By Joe Bendel. In this case, that number does not refer to the number of keys on a piano. It could well be the number of times director-co-screenwriter April Mullen flashes forward or backward along her temporally fractured narrative. The number also seems to hold some significance for the black-out prone heroine of Mullen’s 88, which releases on DVD this week from Millennium Entertainment.
Her name is Gwen or perhaps Flamingo. She has just come into a roadhouse diner in front of a huge plate of food. We soon learn Gwen/Flamingo was on the warpath a short while ago, looking for some payback from the men who killed the love of her life. She knows her gangster employer Cyrus is somehow behind it all, but the exact details are sketchy. However, once she reached the diner, a switch was flipped in her head. She is now completely lost and confused, especially when she discovers the local sheriff’s deputies are highly upset with her. Ty, her apparent accomplice, will try to keep her at-large and on-target, as she waits for the world to start making sense again.
When a complicated time-skipping narrative structure works, it can be mind-spinningly rewarding, as with the Spierig Brothers’ Predestination, opening this week. When it doesn’t, it can be an awful headache. Admittedly, 88 sort of comes together down the stretch, but most of the film feels forced and unnecessarily convoluted. Even though it mostly makes sense at the end, Mullen and co-writer Tim Doiron lose sight of the whole point of a revenge thriller, denying us the vicarious satisfaction of vengeance taken good and hard. Frankly, the implications are rather messagey, making you wonder if Mike Bloomberg underwrote the film.
A simpler approach probably would have borne greater fruit, especially with up-and-coming cult star Katharine Isabelle (American Mary) as the traumatized vigilante. Keep it simple. Point her and Ty towards the bad guys and let them go. Indeed, you can see why Isabelle’s geek fanbase continues to grow. She is quite effective in both her assertive and passive timelines, while looking good in tight, bloodstained wardrobe.
Doiron might have over-complicated the script with Mullen, but he gives the film regular energy boosts as Ty. Likewise, Mullen chews the scenery quite enjoyably in her too brief appearance as Lemmy, the illicit gun dealer. Of course, Christophe Lloyd is no stranger to playing heavies, once again maintaining his standards of bug-eyed, erratic villainy as Cyrus. It is also cool to see Michael Ironside do his thing as the world weary sheriff.

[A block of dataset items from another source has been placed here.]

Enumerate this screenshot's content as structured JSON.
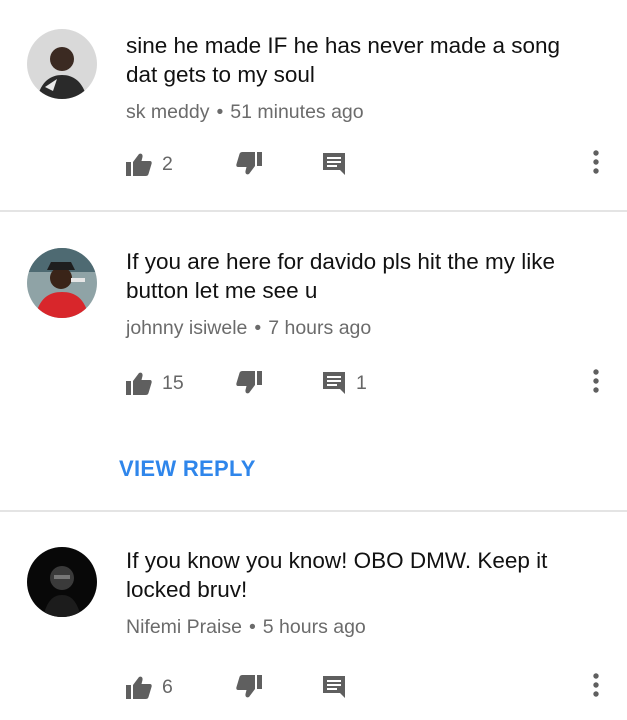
{
  "comments": [
    {
      "text": "sine he made IF he has never made a song\ndat gets to my soul",
      "author": "sk meddy",
      "separator": "•",
      "time": "51 minutes ago",
      "likes": "2",
      "replies": ""
    },
    {
      "text": "If you are here for davido pls hit the my like\nbutton let me see u",
      "author": "johnny isiwele",
      "separator": "•",
      "time": "7 hours ago",
      "likes": "15",
      "replies": "1",
      "view_reply_label": "VIEW REPLY"
    },
    {
      "text": "If you know you know! OBO DMW. Keep it\nlocked bruv!",
      "author": "Nifemi Praise",
      "separator": "•",
      "time": "5 hours ago",
      "likes": "6",
      "replies": ""
    }
  ],
  "icons": {
    "like": "thumbs-up-icon",
    "dislike": "thumbs-down-icon",
    "reply": "comment-icon",
    "more": "more-vert-icon"
  },
  "colors": {
    "text": "#111111",
    "meta": "#6b6b6b",
    "icon": "#5f5f5f",
    "link": "#2f86eb",
    "divider": "#e4e4e4"
  }
}
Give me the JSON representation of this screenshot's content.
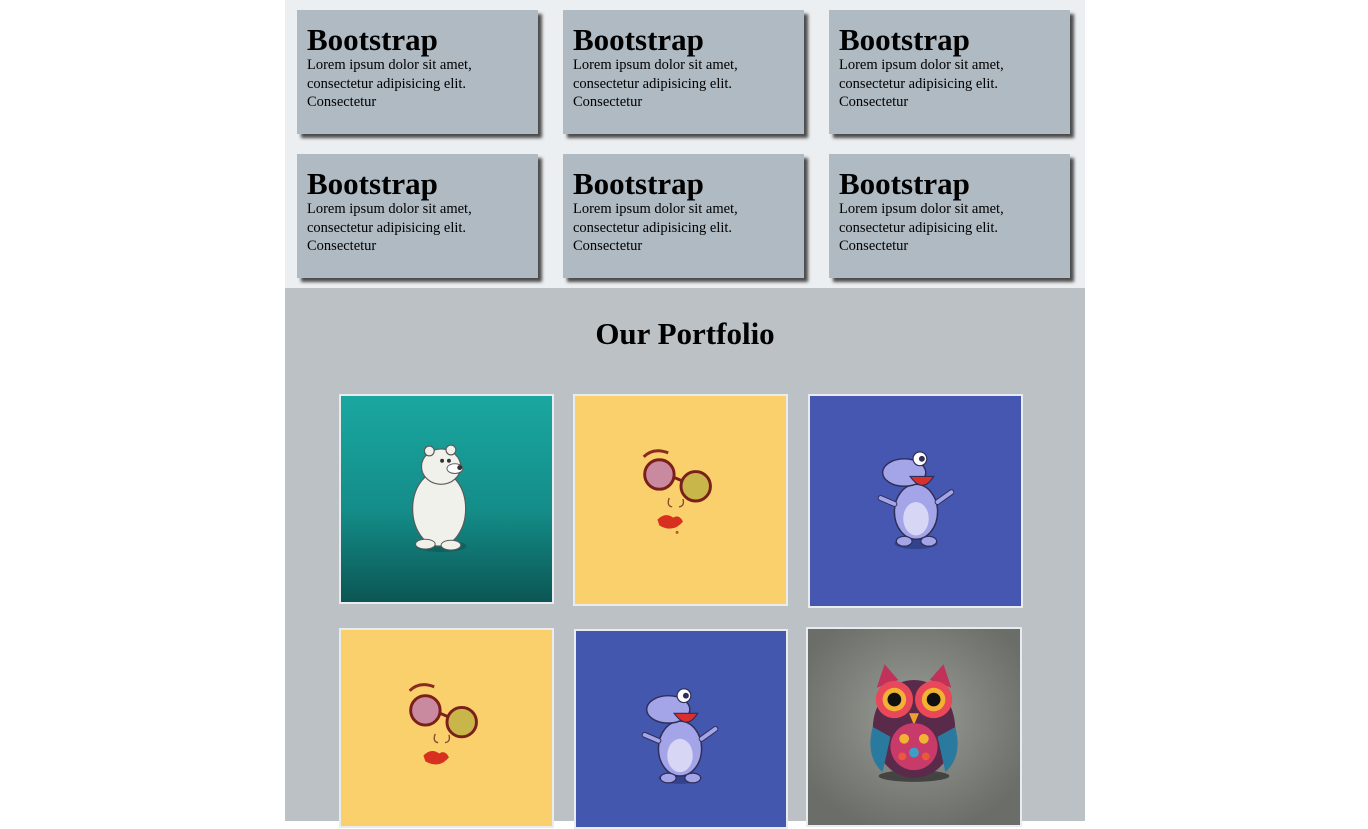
{
  "cards": [
    {
      "title": "Bootstrap",
      "text": "Lorem ipsum dolor sit amet, consectetur adipisicing elit. Consectetur"
    },
    {
      "title": "Bootstrap",
      "text": "Lorem ipsum dolor sit amet, consectetur adipisicing elit. Consectetur"
    },
    {
      "title": "Bootstrap",
      "text": "Lorem ipsum dolor sit amet, consectetur adipisicing elit. Consectetur"
    },
    {
      "title": "Bootstrap",
      "text": "Lorem ipsum dolor sit amet, consectetur adipisicing elit. Consectetur"
    },
    {
      "title": "Bootstrap",
      "text": "Lorem ipsum dolor sit amet, consectetur adipisicing elit. Consectetur"
    },
    {
      "title": "Bootstrap",
      "text": "Lorem ipsum dolor sit amet, consectetur adipisicing elit. Consectetur"
    }
  ],
  "portfolio": {
    "title": "Our Portfolio",
    "items": [
      {
        "image": "polar-bear-illustration",
        "bg": "#1a9e98"
      },
      {
        "image": "glasses-face-illustration",
        "bg": "#f9d06c"
      },
      {
        "image": "blue-hippo-illustration",
        "bg": "#4457b0"
      },
      {
        "image": "glasses-face-illustration",
        "bg": "#f9d06c"
      },
      {
        "image": "blue-hippo-illustration",
        "bg": "#4457b0"
      },
      {
        "image": "colorful-owl-illustration",
        "bg": "#7b7d78"
      }
    ]
  },
  "colors": {
    "card_bg": "#b0bac2",
    "page_bg": "#eceff1",
    "portfolio_bg": "#bcc1c6"
  }
}
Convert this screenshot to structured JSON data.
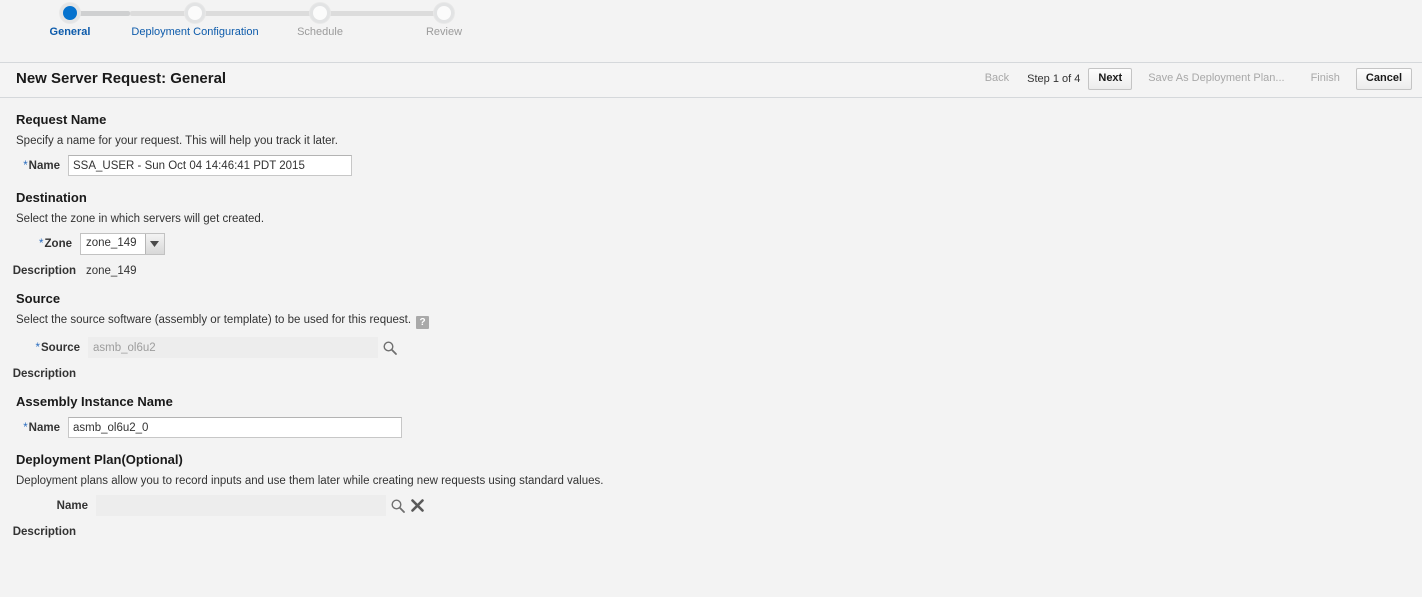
{
  "train": {
    "steps": [
      {
        "label": "General",
        "state": "current"
      },
      {
        "label": "Deployment Configuration",
        "state": "enabled"
      },
      {
        "label": "Schedule",
        "state": "disabled"
      },
      {
        "label": "Review",
        "state": "disabled"
      }
    ],
    "active_color": "#0572ce",
    "link_color": "#0d5bab",
    "disabled_color": "#9b9b9b"
  },
  "header": {
    "title": "New Server Request: General",
    "back_label": "Back",
    "step_text": "Step 1 of 4",
    "next_label": "Next",
    "save_plan_label": "Save As Deployment Plan...",
    "finish_label": "Finish",
    "cancel_label": "Cancel"
  },
  "request_name": {
    "heading": "Request Name",
    "description": "Specify a name for your request. This will help you track it later.",
    "name_label": "Name",
    "name_value": "SSA_USER - Sun Oct 04 14:46:41 PDT 2015",
    "name_placeholder": ""
  },
  "destination": {
    "heading": "Destination",
    "description": "Select the zone in which servers will get created.",
    "zone_label": "Zone",
    "zone_value": "zone_149",
    "zone_options": [
      "zone_149"
    ],
    "description_label": "Description",
    "description_value": "zone_149"
  },
  "source": {
    "heading": "Source",
    "description": "Select the source software (assembly or template) to be used for this request.",
    "help_glyph": "?",
    "source_label": "Source",
    "source_value": "asmb_ol6u2",
    "source_placeholder": "",
    "search_icon": "search-icon",
    "description_label": "Description",
    "description_value": ""
  },
  "assembly_instance": {
    "heading": "Assembly Instance Name",
    "name_label": "Name",
    "name_value": "asmb_ol6u2_0",
    "name_placeholder": ""
  },
  "deployment_plan": {
    "heading": "Deployment Plan(Optional)",
    "description": "Deployment plans allow you to record inputs and use them later while creating new requests using standard values.",
    "name_label": "Name",
    "name_value": "",
    "name_placeholder": "",
    "search_icon": "search-icon",
    "clear_icon": "close-icon",
    "description_label": "Description",
    "description_value": ""
  },
  "required_marker": "*"
}
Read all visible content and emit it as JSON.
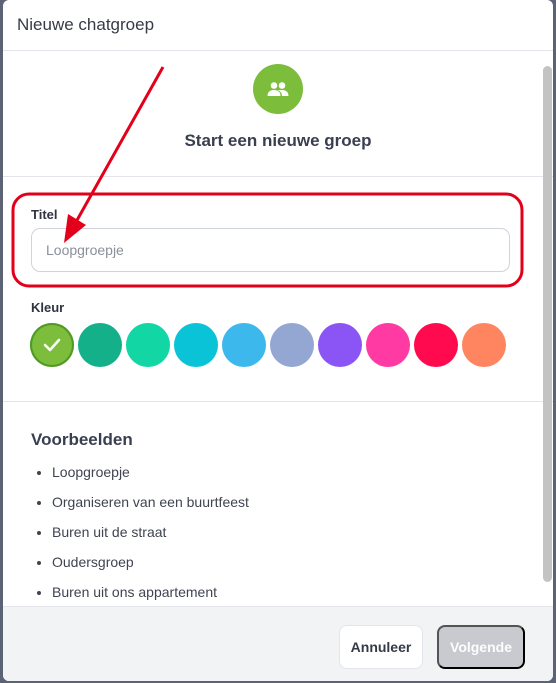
{
  "dialog": {
    "title": "Nieuwe chatgroep"
  },
  "hero": {
    "icon": "group-icon",
    "title": "Start een nieuwe groep",
    "accent": "#7cbd3c"
  },
  "form": {
    "title_label": "Titel",
    "title_placeholder": "Loopgroepje",
    "title_value": "",
    "color_label": "Kleur",
    "colors": [
      "#7cbd3c",
      "#14b08a",
      "#12d6a4",
      "#0ac3d6",
      "#3db8ec",
      "#94a6d2",
      "#8b55f5",
      "#ff3aa3",
      "#ff0a4e",
      "#ff8561"
    ],
    "selected_color": "#7cbd3c"
  },
  "examples": {
    "heading": "Voorbeelden",
    "items": [
      "Loopgroepje",
      "Organiseren van een buurtfeest",
      "Buren uit de straat",
      "Oudersgroep",
      "Buren uit ons appartement"
    ]
  },
  "footer": {
    "cancel_label": "Annuleer",
    "next_label": "Volgende"
  },
  "annotation_color": "#e3001b"
}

There are a number of cleverly realized scenes in 88, but it labors under the weight of its temporal shifts and ultimately takes itself too seriously. Still, it has enough fan favorites, like Isabelle and Ironside, to justify some time-killing on Netflix, but it is not something you will feel compelled to add to your collection of physical media. For the faithful and the curious, 88 is now available on DVD and Blu-ray from Millennium Entertainment.
LFM GRADE: C+
Posted on January 8th, 2014 at 9:43pm.